PS. Next, I'll migrate this issue over to the future issue tracker.
Hi Henrik
-
Yes, I use (indirectly)
devtools::load_all()
in production. It's not just for the reprex.- I have not checked in a proper R package, but I suspect it should work. I understand it is a corner case.
-
I understand that. The thing is, I can not pass the related packages using
future.packages=
since there are not loaded in a "standard" way. If it were possible somehow to "customize" the loading offuture.packages=
to sub-processes prior to sending/serializing the globals, I suppose it would work. -
I can work-around that issue. I posted it in case you can see a way to generally improve the code.
Thanks for all your work. Much appreciated.
I see. No, I think you need to reconstruct the environment hierarchy yourself. The "namespace" environment created by devtools::load_all(PKG_PATH, export_all = TRUE)

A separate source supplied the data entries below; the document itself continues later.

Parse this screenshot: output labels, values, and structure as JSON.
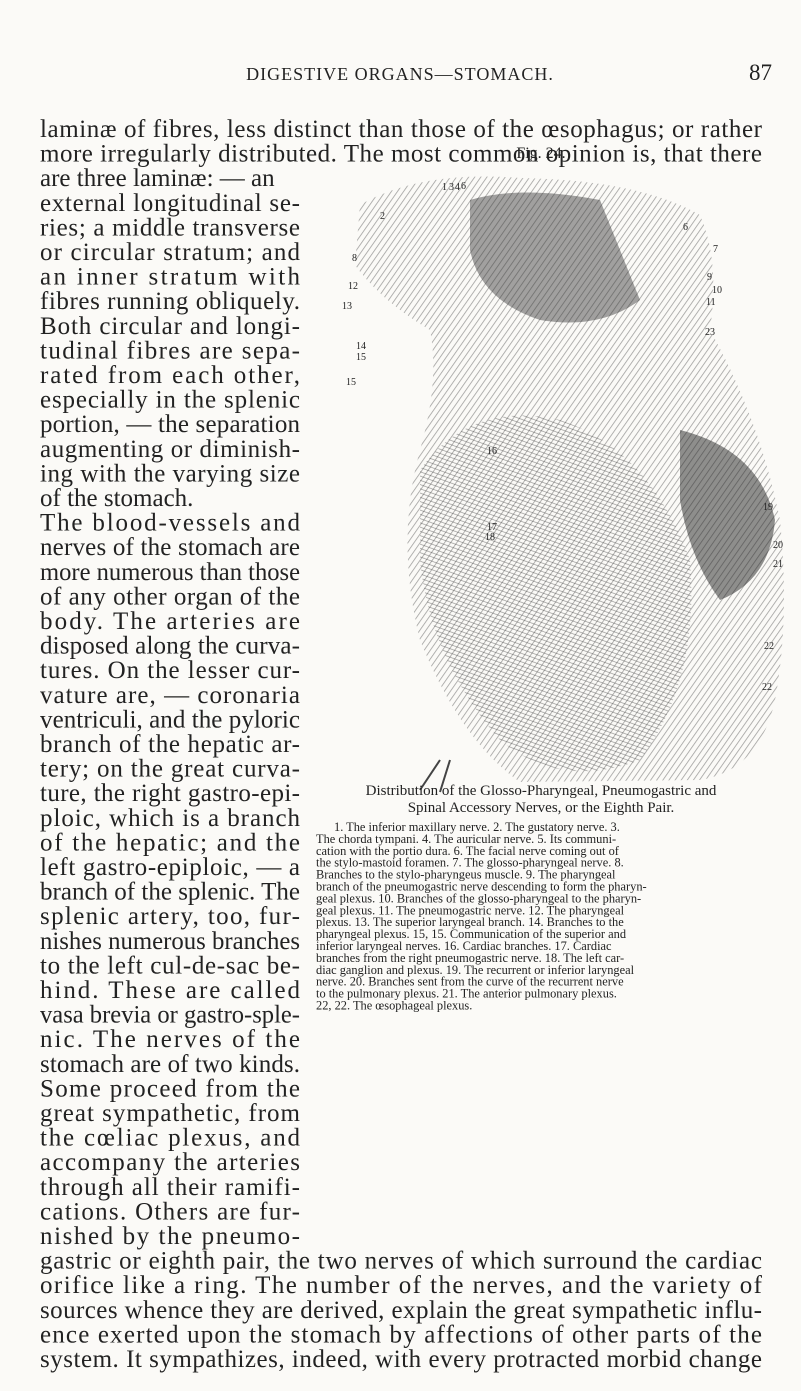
{
  "header": {
    "title": "DIGESTIVE ORGANS—STOMACH.",
    "page_number": "87"
  },
  "body": {
    "lines": [
      "laminæ of fibres, less distinct than those of the œsophagus; or rather",
      "more irregularly distributed. The most common opinion is, that there",
      "are three laminæ: — an",
      "external longitudinal se-",
      "ries; a middle transverse",
      "or circular stratum; and",
      "an inner stratum with",
      "fibres running obliquely.",
      "Both circular and longi-",
      "tudinal fibres are sepa-",
      "rated from each other,",
      "especially in the splenic",
      "portion, — the separation",
      "augmenting or diminish-",
      "ing with the varying size",
      "of the stomach.",
      "The blood-vessels and",
      "nerves of the stomach are",
      "more numerous than those",
      "of any other organ of the",
      "body. The arteries are",
      "disposed along the curva-",
      "tures. On the lesser cur-",
      "vature are, — coronaria",
      "ventriculi, and the pyloric",
      "branch of the hepatic ar-",
      "tery; on the great curva-",
      "ture, the right gastro-epi-",
      "ploic, which is a branch",
      "of the hepatic; and the",
      "left gastro-epiploic, — a",
      "branch of the splenic. The",
      "splenic artery, too, fur-",
      "nishes numerous branches",
      "to the left cul-de-sac be-",
      "hind. These are called",
      "vasa brevia or gastro-sple-",
      "nic. The nerves of the",
      "stomach are of two kinds.",
      "Some proceed from the",
      "great sympathetic, from",
      "the cœliac plexus, and",
      "accompany the arteries",
      "through all their ramifi-",
      "cations. Others are fur-",
      "nished by the pneumo-",
      "gastric or eighth pair, the two nerves of which surround the cardiac",
      "orifice like a ring. The number of the nerves, and the variety of",
      "sources whence they are derived, explain the great sympathetic influ-",
      "ence exerted upon the stomach by affections of other parts of the",
      "system. It sympathizes, indeed, with every protracted morbid change"
    ]
  },
  "figure": {
    "label": "Fig. 24.",
    "labels": [
      "1",
      "3",
      "4",
      "6",
      "2",
      "6",
      "7",
      "8",
      "12",
      "9",
      "10",
      "11",
      "13",
      "23",
      "14",
      "15",
      "15",
      "16",
      "19",
      "17",
      "18",
      "20",
      "21",
      "22",
      "22"
    ],
    "caption": [
      "Distribution of the Glosso-Pharyngeal, Pneumogastric and",
      "Spinal Accessory Nerves, or the Eighth Pair."
    ],
    "legend": [
      "1. The inferior maxillary nerve. 2. The gustatory nerve. 3.",
      "The chorda tympani. 4. The auricular nerve. 5. Its communi-",
      "cation with the portio dura. 6. The facial nerve coming out of",
      "the stylo-mastoid foramen. 7. The glosso-pharyngeal nerve. 8.",
      "Branches to the stylo-pharyngeus muscle. 9. The pharyngeal",
      "branch of the pneumogastric nerve descending to form the pharyn-",
      "geal plexus. 10. Branches of the glosso-pharyngeal to the pharyn-",
      "geal plexus. 11. The pneumogastric nerve. 12. The pharyngeal",
      "plexus. 13. The superior laryngeal branch. 14. Branches to the",
      "pharyngeal plexus. 15, 15. Communication of the superior and",
      "inferior laryngeal nerves. 16. Cardiac branches. 17. Cardiac",
      "branches from the right pneumogastric nerve. 18. The left car-",
      "diac ganglion and plexus. 19. The recurrent or inferior laryngeal",
      "nerve. 20. Branches sent from the curve of the recurrent nerve",
      "to the pulmonary plexus. 21. The anterior pulmonary plexus.",
      "22, 22. The œsophageal plexus."
    ]
  }
}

in the main R session is different from that in the parallel worker. The only thing that would hint that they are related is the name attribute, but it's basically only you as a developer that know they're the same. In contrast, with proper R packages, we make assumptions that a package namespace in the main R session is the same as the package namespace in a parallel worker if they share the same package name.
It would require almost mind-reading skills to know that the parent environment of object my_r6
that was created in the main R session, should be bound to a similar "namespace" environment on the parallel worker.
Regarding:
I use (indirectly)
devtools::load_all()
in production.
My only remaining recommendation is to take a deep dive into that and see you if instead could at least build a proper package on-the-fly. R doesn't have in-memory package building/namespace creation and devtools::load_all()
is really a hack that I doubt can fully emulate the real scenario.
Thank you. I'll think about it.